Dans ce moment de dialogue entre Jésus et ses disciples, juste à quelques heures de son arrestation et de sa Passion, juste « à l’heure où Jésus passait de ce monde à son Père », le contraste est impressionnant entre Jésus et les siens. Eux sont bouleversés, inquiets, ils ne savent où il va ni comment y aller ; lui ne cesse de les rassurer, de leur dire qu’ils connaissent le chemin et que le chemin les mène à la vérité et à la vie, qu’ils accomplissent et accompliront les œuvres du Père, que le lien entre lui et eux est si fort, si vivant que rien ne peut le défaire, ce lien que sa Passion et sa mort rendront pleinement vivant dans la Résurrection. Frères et sœurs, dans un monde inquiet, en changement, dans une humanité qui prend conscience des limites de la planète et qui se demande comment elle y vivra dans dix ans ; dans une humanité qui peut tant agir sur elle-même qu’elle est tentée de remettre en cause la distinction entre l’homme et la femme ; dans une humanité qui ne veut imaginer la vie qu’autonome et confortable au point qu’elle se demande si elle ne pourrait pas ou ne devrait pas aider quelques-uns de ses membres à mourir avant l’heure de la mort ; dans une humanité qui n’est pas très fière du monde qu’elle prépare aux générations futures et qui, en certaines de ses parties, préfère ne pas enfanter ; dans une humanité où les religions se rencontrent, où le catholicisme paraît remis en cause partout ou presque, où d’autres religions progressent ou cherchent à progresser, où certains groupes veulent être mus par la violence qu’ils prétendent exercer au nom de Dieu et diffusent une interprétation de leur religion qui nourrit leur violence, même sous la forme du terrorisme ; dans notre Europe qui s’est bâtie sur le refus de la guerre comme moyen de politique et qui retrouve à ses portes une guerre de conquête et de prédation, nous, chrétiens ; nous, catholiques, ajoutons souvent nos inquiétudes à celles de tous.

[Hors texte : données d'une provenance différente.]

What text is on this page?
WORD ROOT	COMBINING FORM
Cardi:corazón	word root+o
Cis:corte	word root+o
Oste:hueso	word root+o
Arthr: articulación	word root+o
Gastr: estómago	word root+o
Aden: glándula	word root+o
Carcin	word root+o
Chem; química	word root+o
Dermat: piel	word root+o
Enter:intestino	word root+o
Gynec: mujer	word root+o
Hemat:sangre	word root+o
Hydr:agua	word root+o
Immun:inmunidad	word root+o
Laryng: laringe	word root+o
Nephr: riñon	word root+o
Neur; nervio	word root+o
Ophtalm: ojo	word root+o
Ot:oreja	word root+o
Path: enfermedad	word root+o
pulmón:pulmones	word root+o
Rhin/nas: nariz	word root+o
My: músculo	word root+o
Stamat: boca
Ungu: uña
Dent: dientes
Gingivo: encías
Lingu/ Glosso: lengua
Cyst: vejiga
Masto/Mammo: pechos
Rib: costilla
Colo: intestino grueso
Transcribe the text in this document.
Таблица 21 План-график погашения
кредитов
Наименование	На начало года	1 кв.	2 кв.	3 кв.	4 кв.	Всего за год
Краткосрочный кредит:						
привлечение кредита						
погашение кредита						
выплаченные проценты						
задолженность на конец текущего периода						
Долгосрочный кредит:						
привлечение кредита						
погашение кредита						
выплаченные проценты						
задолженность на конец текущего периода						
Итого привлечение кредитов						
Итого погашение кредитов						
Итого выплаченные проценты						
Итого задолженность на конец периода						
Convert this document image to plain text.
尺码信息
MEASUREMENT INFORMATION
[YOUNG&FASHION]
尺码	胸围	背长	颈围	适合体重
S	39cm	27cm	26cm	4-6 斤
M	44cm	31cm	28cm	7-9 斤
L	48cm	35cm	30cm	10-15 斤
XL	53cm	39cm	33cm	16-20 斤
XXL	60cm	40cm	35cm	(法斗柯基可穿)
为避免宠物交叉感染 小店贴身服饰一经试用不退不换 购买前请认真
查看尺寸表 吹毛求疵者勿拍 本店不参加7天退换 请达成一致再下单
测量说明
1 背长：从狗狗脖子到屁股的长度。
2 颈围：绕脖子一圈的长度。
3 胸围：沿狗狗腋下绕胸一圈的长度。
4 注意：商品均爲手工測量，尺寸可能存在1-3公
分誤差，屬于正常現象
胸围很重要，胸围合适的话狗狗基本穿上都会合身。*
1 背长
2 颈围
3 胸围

Il y a un an, au terme de cette célébration, je vous avertissais du choc qu’allait être la publication du rapport de la CIASE. Il y a deux ans, nous vivions cette Saint-Remi entre deux confinements et limitation des rassemblements, même cultuels. Il y a trois ans, nous nous préparions au grand changement de notre organisation pastorale diocésaine. Nous avons, vous avez, bien des raisons d’avoir le cœur bouleversé, bien des raisons de dire au Seigneur : « Nous ne savons même pas où tu vas ; comment pourrions-nous savoir le chemin ? » Nous recevons, ce soir, ensemble, sa réponse : « Moi, je suis le chemin, la vérité et la vie ; personne ne va vers le Père sans passer par moi. »  Il sait que nous avons besoin de lui, il ne nous abandonne pas. Même si nous avons moins de prêtres, même s’il est difficile, voire impossible à beaucoup d’entre vous d’aller à la messe chaque dimanche, les moyens de sanctifier le jour du Seigneur ne manquent pas et nous appartenons tous à une Église qui célèbre l’Eucharistie et les gestes du Christ par les sacrements. Même si la transmission de la foi de génération en génération n’a rien d’automatique, des hommes et des femmes choisissent de venir au Christ à toutes sortes de moments de leur vie. Même s’il est difficile de trouver des personnes bénévoles pour prendre la responsabilité d’œuvres ou de mouvements, des actions naissent, au nom du Seigneur, là où on ne les attendait pas. Nous vivons un temps de transformation, un temps de transition. Écoutons ce que le Seigneur nous dit et soyons persévérants.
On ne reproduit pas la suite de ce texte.